A significant number of patients had ASB (119; 47%), of which 70 (59%) received antibiotic treatment. Of the 70 who received antibiotic treatment, 24 (34%) had a concomitant diagnosis of infection at another site that could have led to antibiotic usage. Based on the medical record, we could not determine whether antibiotics were given to treat the bacteriuria or for the alternative indication in these patients; 46 (39%) of 119 ASB patients received antibiotics exclusively for ASB. The presence of pyuria in patients with ASB did not affect the likelihood of antibiotic administration [35/54 (65%) with pyuria vs 33/65 (51%) without pyuria; P = 0.1]. Among antibiotics used for ASB, vancomycin (14/70; 20%), ampicillin, and linezolid (each 13/70; 19%) were the most common. Vancomycin resistance was not associated with increased antibiotic use in ASB [15/28 (54%) in VRE vs 55/91 (60%) in VSE; P = 0.5].

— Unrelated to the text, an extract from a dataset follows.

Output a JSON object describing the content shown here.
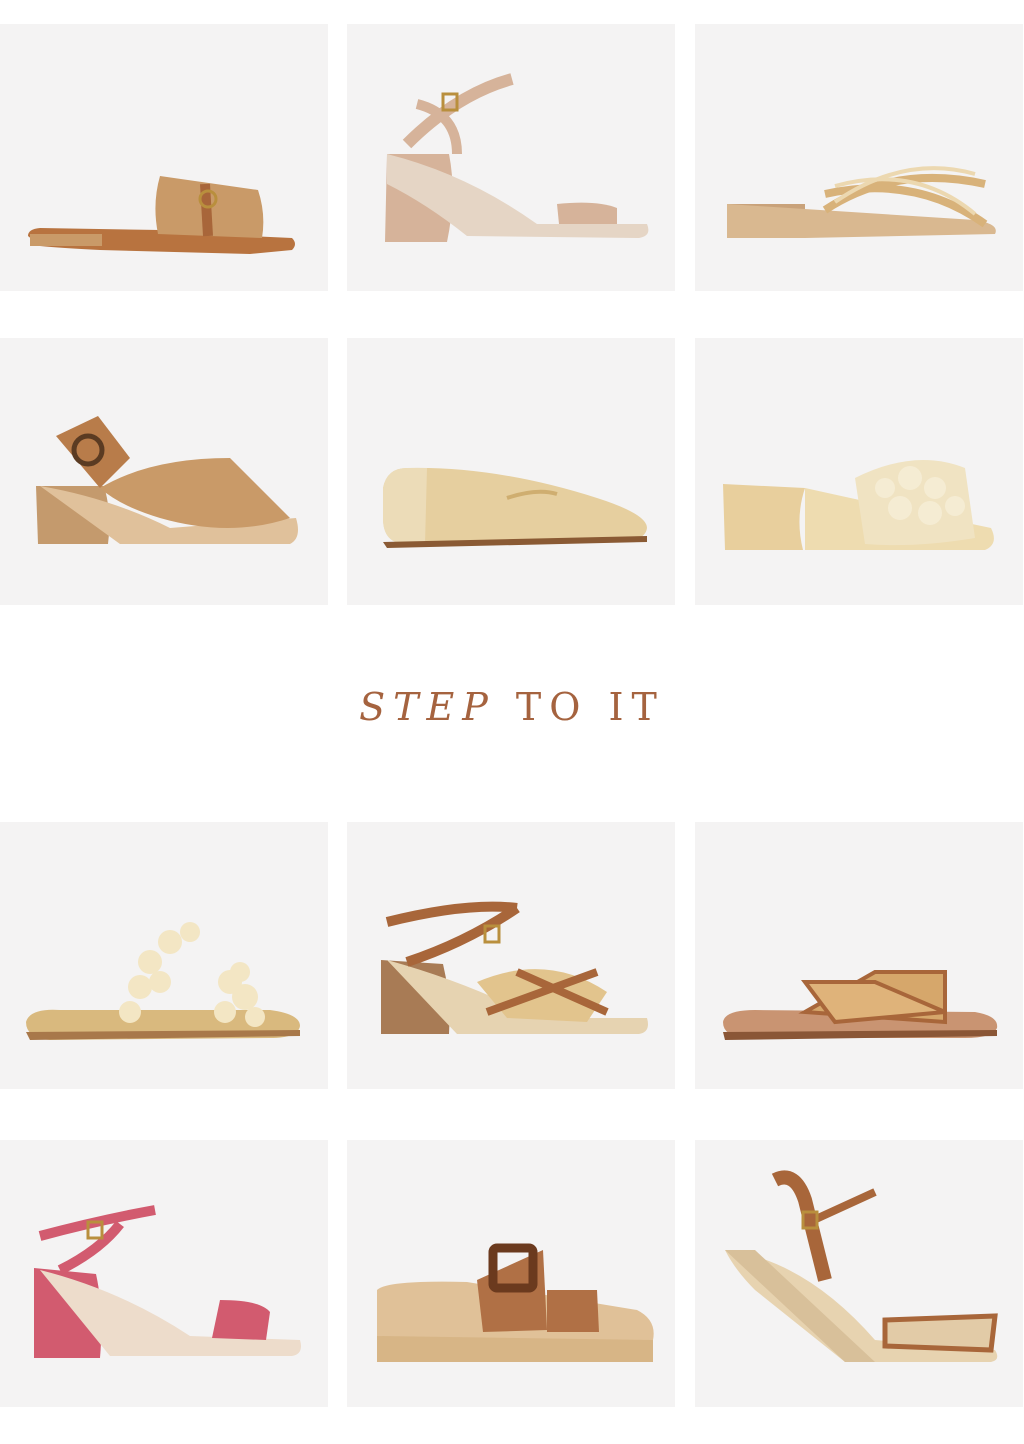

Of the 254 urine isolates tested, 74 (29%) were VRE. Overall, symptoms were not significantly more likely to be reported in VRE vs VSE infections [46/137 (34%) vs 28/121 (24%); P = 0.06]. The two groups were also similar with regard to the subsets of cystitis, pyelonephritis, and ASB (Table II).

Out of 254 patients, 177 (70%) received pathogen-directed antibiotics. Linezolid was more likely to be used as the first pathogen-directed antibiotic in patients with VRE bacteriuria [25 (51%) vs 9 (7%) in VSE bacteriuria patients; P < 0.001]. Also, doxycycline [7 (14%) vs 5 (4%); P = 0.02] and daptomycin [4 (8%) vs 0 (0%); P = 0.005] were more commonly used in patients with VRE infection. Twenty-four (32%) of VRE isolates were ampicillin susceptible; 7 (29%) were treated with linezolid. There were no significant differences in other antibiotics used. As expected, vancomycin was not used as pathogen-directed antibiotic for VRE. In addition to antibiotic management, catheter management was examined across the two groups: in the VRE group, 23 (55%) patients had catheters removed compared to 47 (45%) in the VSE group (P = 0.3).

Vancomycin susceptibility did not significantly alter outcomes such as transfer to ICU [10 (14%) VRE vs 17 (9%) VSE; P = 0.3], length of hospital stay [6.8 days (0.1–150.8) vs 5 days (0.2–78.2); P = 0.08], and mortality [10 (14%) vs 13 (7%); P = 0.1] (Table II). Outcomes were similarly unaffected in the symptomatic subset of patients (data not shown). Bacteraemia was present in 8 (3%) of the bacteriuria cases. Thirty-day post-discharge outcomes were similar independent of vancomycin resistance.